Denn der Wunsch nach Nachwuchs ist ein zutiefst archaisches Bedürfnis, dem Verstand oder Kultur wenig entgegenzusetzen haben. Überall auf der Welt lassen Männer und Frauen demütigende Untersuchungen über sich ergehen, lassen sich auf kostspielige und anstrengende In-vitro-Behandlungen ein oder suchen Leihmütter oder -väter, weil sie sich ein Leben ohne Kinder nicht vorstellen können. Adebayos Protagonistin Yejide ist sich durchaus bewusst, dass ihre Motive auch eigennützig sind:
„Die Gründe dafür, dass wir bestimmte Dinge tun, sind nicht immer die Gründe, an die andere sich später erinnern. Manchmal glaube ich, dass wir Kinder bekommen, damit jemand der Welt erklären kann, wer wir waren, wenn wir eines Tages fort sind.“
Die nigerianische Variante des unerfüllten Kinderwunsches
Ayobami Adebayo erzählt die nigerianische Variante des unerfüllten Kinderwunsches, die in der Schilderung der damit verbundenen Gefühle wie Scham, Wut und grenzenlose Trauer jedoch universell ist.

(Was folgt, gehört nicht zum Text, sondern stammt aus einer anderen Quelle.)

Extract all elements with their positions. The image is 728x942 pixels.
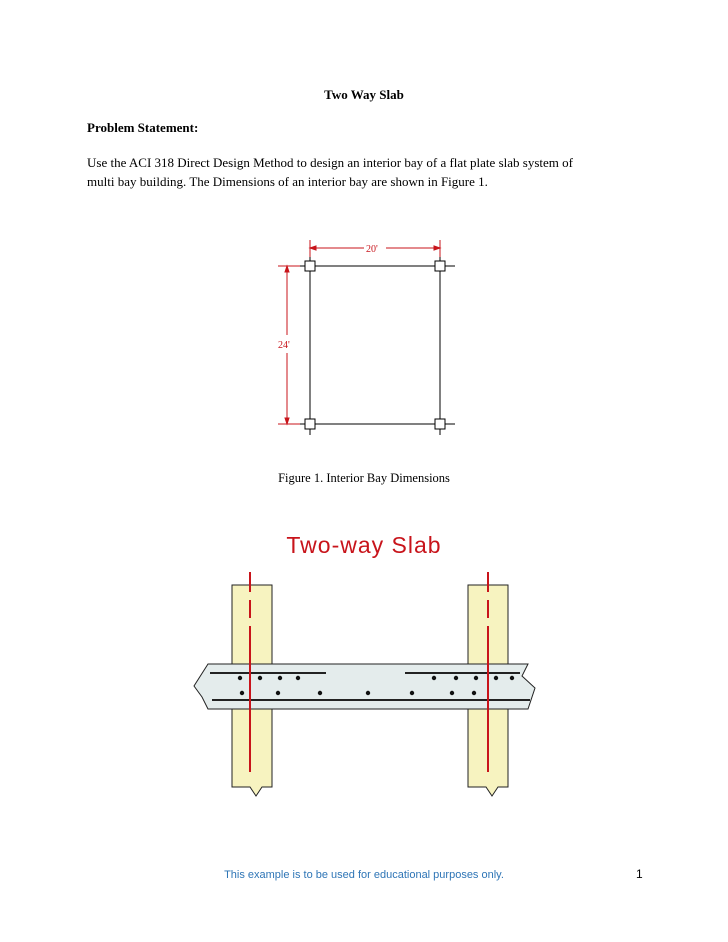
paragraph-line-1: Use the ACI 318 Direct Design Method to design an interior bay of a flat plate slab system of — [87, 155, 573, 170]
figure-1-caption: Figure 1. Interior Bay Dimensions — [278, 471, 450, 485]
document-title: Two Way Slab — [324, 87, 404, 102]
problem-statement-heading: Problem Statement: — [87, 120, 199, 135]
problem-statement-text — [87, 153, 647, 191]
two-way-slab-title: Two-way Slab — [286, 532, 442, 558]
column-bottom-right — [435, 419, 445, 429]
column-top-right — [435, 261, 445, 271]
interior-bay-figure — [270, 235, 470, 440]
vertical-span-label: 24' — [278, 340, 290, 351]
slab — [194, 664, 535, 709]
two-way-slab-section — [190, 560, 540, 810]
column-bottom-left — [305, 419, 315, 429]
horizontal-span-label: 20' — [366, 244, 378, 255]
bay-outline — [300, 257, 455, 435]
page-number: 1 — [636, 867, 643, 881]
footer-note: This example is to be used for educational purposes only. — [224, 869, 504, 881]
paragraph-line-2: multi bay building. The Dimensions of an interior bay are shown in Figure 1. — [87, 174, 488, 189]
column-top-left — [305, 261, 315, 271]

„Bleib bei mir“ ist die Geschichte von Yejide und Akin, die sich in den 1980er Jahren während des Studiums kennenlernen, eine Liebe auf den ersten Blick. Nach der Hochzeit eröffnet Yejide einen Friseursalon, Akin wird Banker. Beide sind durchaus fortschrittlich, Yejide, die ohne Mutter aufwuchs, ist eine selbstbewusste, unabhängige Frau. Dennoch lastet schon bald der Druck beider Familien stark auf ihnen. Die kinderlose Yejide muss sich permanent verteidigen, unter anderem gegen ihre Schwiegermutter:
„Ich mache die Kinder nicht. Das kann nur Gott.“ Sie marschierte auf mich zu, und als sie so dicht vor mir stand, dass sie mit den Zehen meine Schuhe berührte, sagte sie: „Hast du Gott je in einem Kreißsaal ein Kind zur Welt bringen sehen? Los, sag schon, Yejide, hast du Gott je auf einer Entbindungsstation gesehen? Frauen machen Kinder, und wenn du das nicht kannst, bist du nur ein Mann und verdienst es nicht, eine Frau genannt zu werden.“
Fehlendes Vertrauen und angeknackste Hoffnungen
Eines Tages steht plötzlich eine familiäre Gesandtschaft vor der Tür, in ihrem Schlepptau: eine Zweitfrau für Akin. Er hat von diesem Plan gewusst und ihn Yejide verschwiegen. Dies ist nur der erste Verrat, den er an ihr begeht.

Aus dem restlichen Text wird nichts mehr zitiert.